La Cnil rappelle également que l’ATU et la RTU présentent un «intérêt majeur pour la santé publique» et que les traitements mis en œuvre sont d’«intérêt public». Étant donné qu’ils répondent à une même finalité et ont les mêmes catégories de destinataires, elle peut par conséquent adopter une décision unique d’autorisation. La commission décide en outre que «les responsables de traitements qui lui adressent une déclaration comportant un engagement de conformité, pour leurs traitements de données à caractère personnel répondant aux conditions fixées par la présente décision unique, sont autorisés à les mettre en œuvre».

Pour les ATU dites nominatives, demandées par le médecin prescripteur au bénéfice d’un patient, la mise en place d’un protocole de suivi implique des échanges d’information portant sur l’efficacité et la sécurité des médicaments prescrits entre le médecin et l’Agence nationale de sécurité du médicament et des produits de santé (ANSM). Pour le cas des RTU concernant plusieurs spécialités pharmaceutiques exploitées par différents laboratoires, ces derniers peuvent «désigner un seul responsable de traitement qui organisera de manière coordonnée la collecte des données de suivi des patients concernés». Le responsable de traitement aura la charge de prendre toutes les précautions utiles pour préserver la sécurité des données traitées, «en particulier leur confidentialité, leur intégrité et leur disponibilité».
Il devra aussi mettre en œuvre et contrôler l’application d’une politique de sécurité décrivant les mesures de sécurisation physique des matériels et des locaux ainsi que les dispositions de sauvegarde des fichiers ; les habilitations d’accès aux données et les mesures d’identification et d’authentification, les procédures de traçabilité des accès aux informations médicales ainsi que l’historique des connexions ; les mesures de sécurité devant être mises en œuvre pour les transmissions de données.

La Cnil précise que sont concernés par l’engagement de conformité les entreprises ou organismes qui exploitent des médicaments ayant pour finalité la collecte, l’enregistrement, l’analyse, le suivi, la documentation, la transmission et la conservation des données relatives à l’accès, à l’initiation, au suivi et à l’arrêt des prescriptions de spécialités pharmaceutiques. Est aussi visée par cet engagement la gestion des contacts avec les médecins prescripteurs et les pharmaciens dispensateurs d’un médicament sous ATU ou RTU.

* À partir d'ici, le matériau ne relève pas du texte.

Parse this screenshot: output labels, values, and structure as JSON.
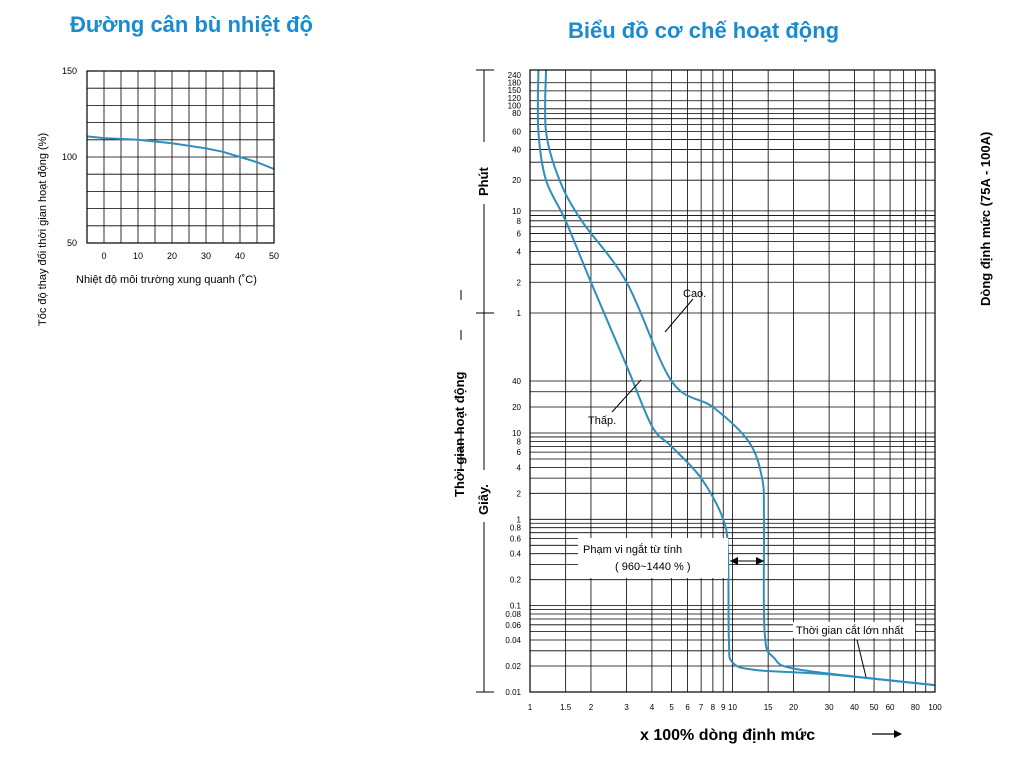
{
  "chart_data": [
    {
      "type": "line",
      "title": "Đường cân bù nhiệt độ",
      "xlabel": "Nhiệt độ môi trường xung quanh (˚C)",
      "ylabel": "Tốc độ thay đổi thời gian hoạt động (%)",
      "xlim": [
        -5,
        50
      ],
      "ylim": [
        50,
        150
      ],
      "x_ticks": [
        0,
        10,
        20,
        30,
        40,
        50
      ],
      "y_ticks": [
        50,
        100,
        150
      ],
      "grid": true,
      "series": [
        {
          "x": [
            -5,
            0,
            10,
            20,
            30,
            35,
            40,
            45,
            50
          ],
          "y": [
            112,
            111,
            110,
            108,
            105,
            103,
            100,
            97,
            93
          ]
        }
      ]
    },
    {
      "type": "line",
      "title": "Biểu đồ cơ chế hoạt động",
      "xlabel": "x 100% dòng định mức",
      "ylabel": "Thời gian hoạt động",
      "ylabel_minutes": "Phút",
      "ylabel_seconds": "Giây.",
      "right_label": "Dòng định mức (75A - 100A)",
      "x_scale": "log",
      "y_scale": "log",
      "xlim": [
        1,
        100
      ],
      "x_ticks": [
        1,
        1.5,
        2,
        3,
        4,
        5,
        6,
        7,
        8,
        9,
        10,
        15,
        20,
        30,
        40,
        50,
        60,
        80,
        100
      ],
      "y_ticks_minutes": [
        240,
        180,
        150,
        120,
        100,
        80,
        60,
        40,
        20,
        10,
        8,
        6,
        4,
        2,
        1
      ],
      "y_ticks_seconds": [
        40,
        20,
        10,
        8,
        6,
        4,
        2,
        1,
        0.8,
        0.6,
        0.4,
        0.2,
        0.1,
        0.08,
        0.06,
        0.04,
        0.02,
        0.01
      ],
      "grid": true,
      "series": [
        {
          "name": "Thấp.",
          "points": [
            [
              1.1,
              "240 min"
            ],
            [
              1.1,
              "60 min"
            ],
            [
              1.2,
              "20 min"
            ],
            [
              1.5,
              "8 min"
            ],
            [
              2,
              "2 min"
            ],
            [
              3,
              "60 s"
            ],
            [
              4,
              "12 s"
            ],
            [
              5,
              "7 s"
            ],
            [
              7,
              "3 s"
            ],
            [
              9,
              "1 s"
            ],
            [
              9.5,
              "0.4 s"
            ],
            [
              9.6,
              "0.04 s"
            ],
            [
              10,
              "0.022 s"
            ],
            [
              13,
              "0.018 s"
            ],
            [
              30,
              "0.016 s"
            ],
            [
              100,
              "0.012 s"
            ]
          ]
        },
        {
          "name": "Cao.",
          "points": [
            [
              1.2,
              "240 min"
            ],
            [
              1.2,
              "60 min"
            ],
            [
              1.4,
              "20 min"
            ],
            [
              1.8,
              "8 min"
            ],
            [
              3,
              "2 min"
            ],
            [
              5,
              "40 s"
            ],
            [
              8,
              "20 s"
            ],
            [
              12,
              "8 s"
            ],
            [
              14,
              "3 s"
            ],
            [
              14.3,
              "1 s"
            ],
            [
              14.4,
              "0.05 s"
            ],
            [
              16,
              "0.025 s"
            ],
            [
              22,
              "0.018 s"
            ],
            [
              100,
              "0.012 s"
            ]
          ]
        }
      ],
      "annotations": {
        "high": "Cao.",
        "low": "Thấp.",
        "magnetic_line1": "Phạm vi ngắt từ tính",
        "magnetic_line2": "( 960~1440 % )",
        "max_cut": "Thời gian cắt lớn nhất"
      }
    }
  ],
  "colors": {
    "title": "#1a8bd0",
    "curve": "#2e8fbf",
    "grid": "#000000"
  }
}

De plus, les données traitées doivent être «pertinentes, adéquates et non excessives au regard des finalités du traitement». Par ailleurs, les seules catégories de données à caractère personnel pouvant être traitées par le laboratoire portent sur l’identification du patient, des médecins prescripteurs et des pharmaciens dispensateurs ainsi que sur la santé du patient. Les données en base active seront conservées deux ans. Une fois archivées, elles seront conservées jusqu’à dix ans après l’expiration de l’autorisation.
De son côté, le patient est informé par le médecin du cadre de la prescription, des risques encourus, des contraintes et des bénéfices potentiels. Le médecin doit lui remettre une note d’information rappelant les droits d’accès et de rectification reconnus dans le Code de la santé publique. La Cnil rappelle aussi que les patients sont libres d’accepter ou non les traitements par un médicament prescrit en ATU ou RTU.